「あぁ、今日もよく働いたなあ」を繰り返して、気づけば108歳に。現役理容師・箱石シツイさんが語る“生涯現役”人生の秘訣
数を数えて1000歩まで。今でも、手押し車も杖もいりません
70歳を過ぎた頃のある日、お客さまがいらして、「いらっしゃい」と立とうとしたときに、無意識にテーブルに手をついて「よいしょ」って掛け声をして立った自分に気がついて、「あれ?」と思いました。それまでそんなことはなかったですから。それがきっかけで、「なんとかしなくては」と、毎日歩くようにしたんです。 朝ごはん、昼ごはんが済んだあと、少し食休みをしたら、歩く時間としています。家を出て、近くの廃校になった小学校まで行って、校庭にある体育館の周りを「いち、に、さん、し……」と数を数えながら歩きます。 歩き始めた頃は1時間くらいは歩いていましたかね。たまに立ち止まって、季節の花を眺めながら、腰や背中を伸ばしたり、そんなことをしながら、楽しみながら歩きます。 「疲れたな」なんて感じはしないんですよね。もう30年以上の習慣になっていますから。 大それたことでなくても、続けることがいいような気がしますね。ここ1、2年は、数を数えて1000歩まで。手押し車も杖もいりません。

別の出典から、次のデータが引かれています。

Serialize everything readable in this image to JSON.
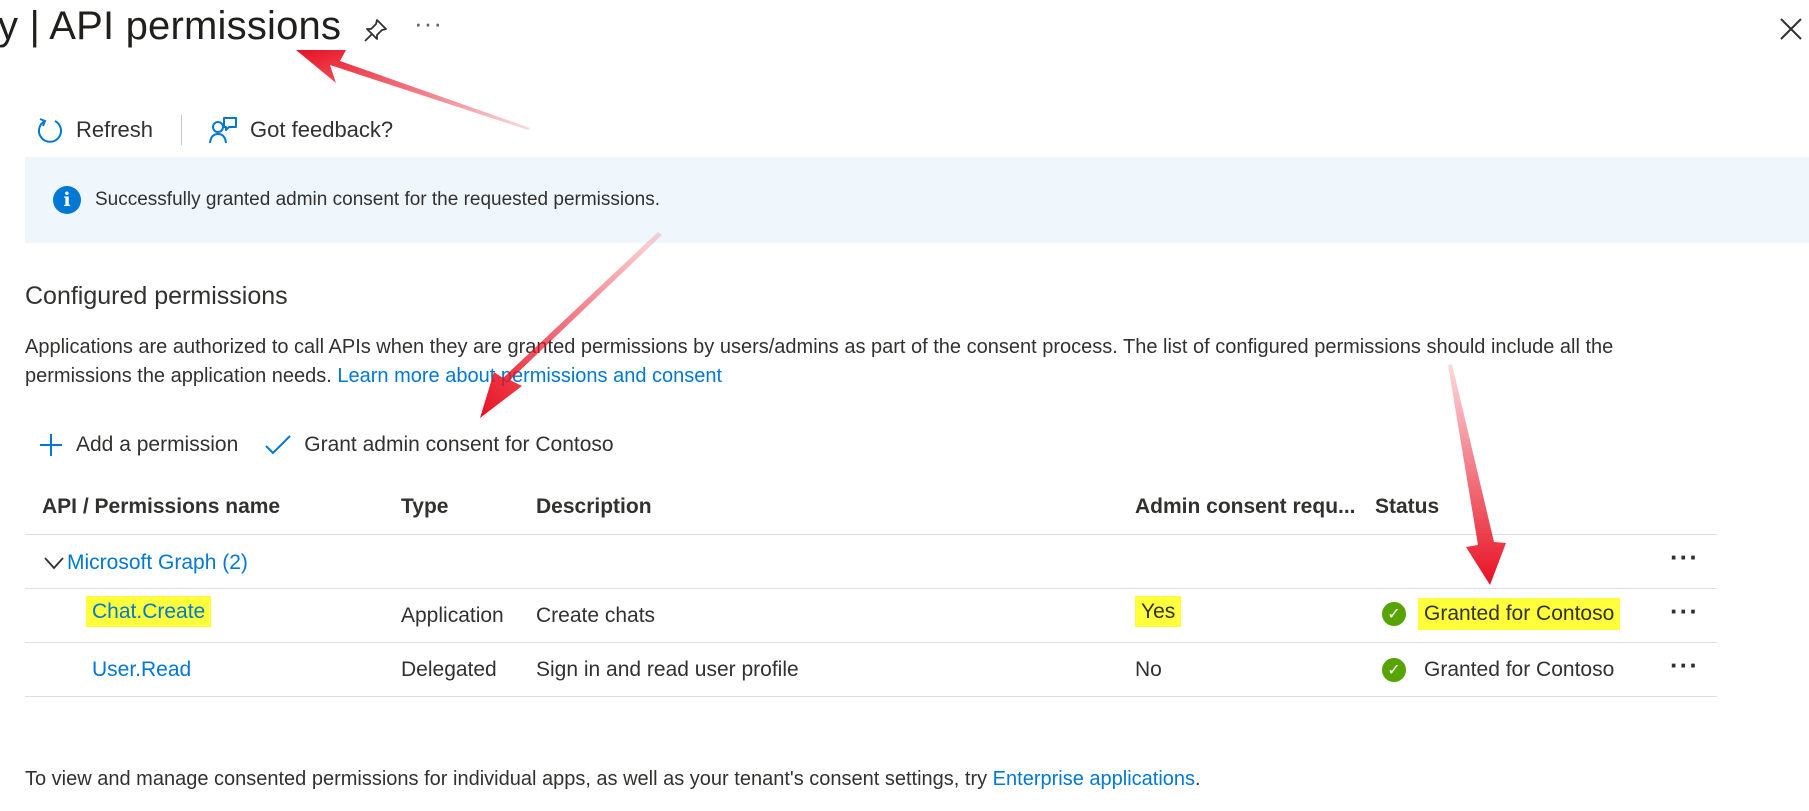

転んで骨折した102歳までひとり暮らし。余計なことは考えないから寂しくなかったです
折りに触れて息子が、前々から「一緒に住もう」と言ってくれていました。大学卒業後、結婚して千葉県で所帯を持っていた息子でしたが、3人の娘(わたしの孫たちです)は独立し、20年ほど前からは、栃木県の宇都宮市に夫婦で住んでいました。 同居するとなると、わたしが宇都宮に行くことになるんでしょうか。孫やひ孫たちと身近に接して、近況を聞きながら暮らしていくのもいいものでしょうけれど、新しい土地にはどうも行きたくなくて。まずそう考えましたので、ありがたいと思いつつ、そのたびに断っていました。